Les tromperies sur Internet ne disparaîtront pas - que devons-nous faire?

Faux abonnés, fausses nouvelles, influence étrangère. La dernière décennie nous a révélé que l'information en ligne n'est pas toujours ce qu'elle semble.




L'année 2010 était lancée et le techno-optimisme était à son apogée. Un nombre incroyable d'Américains adultes, 75%, sont allés en ligne - c'était un énorme bond par rapport à 46% qui étaient en ligne 10 ans auparavant. Fondamentalement, ils se sont assis sur Internet dans des conditions de confort domestique, et c'était la première fois dans l'histoire quand ils l'ont fait si massivement. Les réseaux sociaux étaient à l'état embryonnaire et prenaient de l'ampleur - principalement chez les jeunes - et l'attention du monde, apparemment, se déplaçait des navigateurs vers les applications mobiles.

Le Pew Research Center a commencé la nouvelle décennie avec une enquête auprès de 895 technologues, chercheurs et critiques de premier plan, leur demandant de prédire à quoi ressemblera le monde connecté à Internet en 2020. Et un accord sans précédent a été atteint sur l'une des questions: 85% des personnes interrogées ont répondu à l'unanimité que «les avantages sociaux de l'utilisation d'Internet l'emporteront largement sur ses inconvénients», notant que l'Internet, dans l'ensemble, «améliore l'interaction sociale et continuera de le faire. et en 2020. " Ils ont souligné la facilité de communication et l'énorme quantité de connaissances apparues en raison de l'ère de l'information comme des raisons d'optimisme.

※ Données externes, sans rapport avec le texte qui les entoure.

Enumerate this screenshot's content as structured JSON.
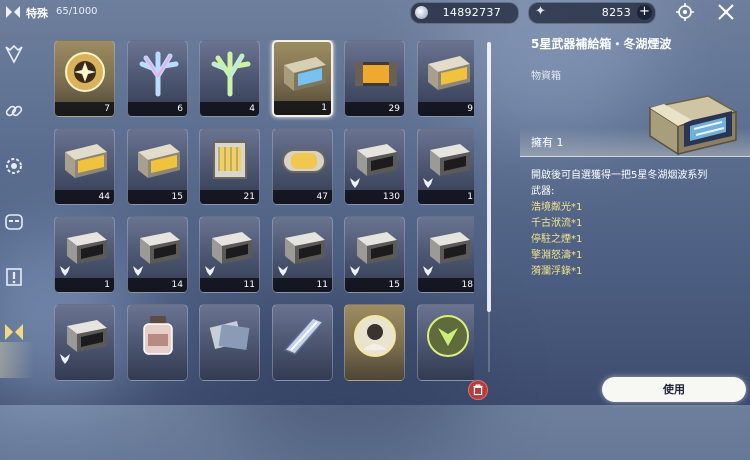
{
  "topbar": {
    "category_label": "特殊",
    "category_count": "65/1000",
    "currency1_value": "14892737",
    "currency2_value": "8253",
    "plus_label": "+"
  },
  "sidebar": {
    "items": [
      {
        "icon": "crest-icon",
        "active": false
      },
      {
        "icon": "link-icon",
        "active": false
      },
      {
        "icon": "gear-target-icon",
        "active": false
      },
      {
        "icon": "mask-icon",
        "active": false
      },
      {
        "icon": "exclamation-icon",
        "active": false
      },
      {
        "icon": "special-icon",
        "active": true
      }
    ]
  },
  "grid": {
    "items": [
      {
        "qty": "7",
        "art": "orb",
        "selected": false,
        "gold": true,
        "lock": false
      },
      {
        "qty": "6",
        "art": "coral-blue",
        "selected": false,
        "gold": false,
        "lock": false
      },
      {
        "qty": "4",
        "art": "coral-green",
        "selected": false,
        "gold": false,
        "lock": false
      },
      {
        "qty": "1",
        "art": "chest-blue",
        "selected": true,
        "gold": true,
        "lock": false
      },
      {
        "qty": "29",
        "art": "chest-orange",
        "selected": false,
        "gold": false,
        "lock": false
      },
      {
        "qty": "9",
        "art": "chest-gold",
        "selected": false,
        "gold": false,
        "lock": false
      },
      {
        "qty": "44",
        "art": "chest-gold",
        "selected": false,
        "gold": false,
        "lock": false
      },
      {
        "qty": "15",
        "art": "chest-gold",
        "selected": false,
        "gold": false,
        "lock": false
      },
      {
        "qty": "21",
        "art": "cage",
        "selected": false,
        "gold": false,
        "lock": false
      },
      {
        "qty": "47",
        "art": "capsule",
        "selected": false,
        "gold": false,
        "lock": false
      },
      {
        "qty": "130",
        "art": "chest-silver",
        "selected": false,
        "gold": false,
        "lock": true
      },
      {
        "qty": "1",
        "art": "chest-silver",
        "selected": false,
        "gold": false,
        "lock": true
      },
      {
        "qty": "1",
        "art": "chest-silver",
        "selected": false,
        "gold": false,
        "lock": true
      },
      {
        "qty": "14",
        "art": "chest-silver",
        "selected": false,
        "gold": false,
        "lock": true
      },
      {
        "qty": "11",
        "art": "chest-silver",
        "selected": false,
        "gold": false,
        "lock": true
      },
      {
        "qty": "11",
        "art": "chest-silver",
        "selected": false,
        "gold": false,
        "lock": true
      },
      {
        "qty": "15",
        "art": "chest-silver",
        "selected": false,
        "gold": false,
        "lock": true
      },
      {
        "qty": "18",
        "art": "chest-silver",
        "selected": false,
        "gold": false,
        "lock": true
      },
      {
        "qty": "",
        "art": "chest-silver",
        "selected": false,
        "gold": false,
        "lock": true
      },
      {
        "qty": "",
        "art": "bottle",
        "selected": false,
        "gold": false,
        "lock": false
      },
      {
        "qty": "",
        "art": "cards",
        "selected": false,
        "gold": false,
        "lock": false
      },
      {
        "qty": "",
        "art": "crystal",
        "selected": false,
        "gold": false,
        "lock": false
      },
      {
        "qty": "",
        "art": "portrait",
        "selected": false,
        "gold": true,
        "lock": false
      },
      {
        "qty": "",
        "art": "emblem",
        "selected": false,
        "gold": false,
        "lock": false
      }
    ]
  },
  "detail": {
    "title": "5星武器補給箱・冬湖煙波",
    "subtitle": "物資箱",
    "owned": "擁有 1",
    "description": "開啟後可自選獲得一把5星冬湖烟波系列",
    "weapons_label": "武器:",
    "weapons": [
      "浩境粼光*1",
      "千古洑流*1",
      "停駐之煙*1",
      "擎淵怒濤*1",
      "漪瀾浮錄*1"
    ],
    "use_label": "使用"
  },
  "colors": {
    "highlight_text": "#f4e38e",
    "trash_red": "#b53c3c"
  }
}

Qu'est-ce qui aurait pu mal tourner?

Cela s'avère beaucoup de choses. Un signe précoce d'une apocalypse informationnelle imminente a été le blog d'une «fille homosexuelle de Damas». Il était dédié à la vie de son auteur. Amina Arraf, une lesbienne syrienne de 35 ans qui a participé à un mouvement de protestation contre le président du pays, Bachar al-Assad. Il a rapidement trouvé des lecteurs du monde entier capturés par les textes touchants d'Arraf et une description vivante de la vie gay au Moyen-Orient. Le Guardian l'a décrite comme "une protagoniste improbable d'une émeute dans un pays conservateur".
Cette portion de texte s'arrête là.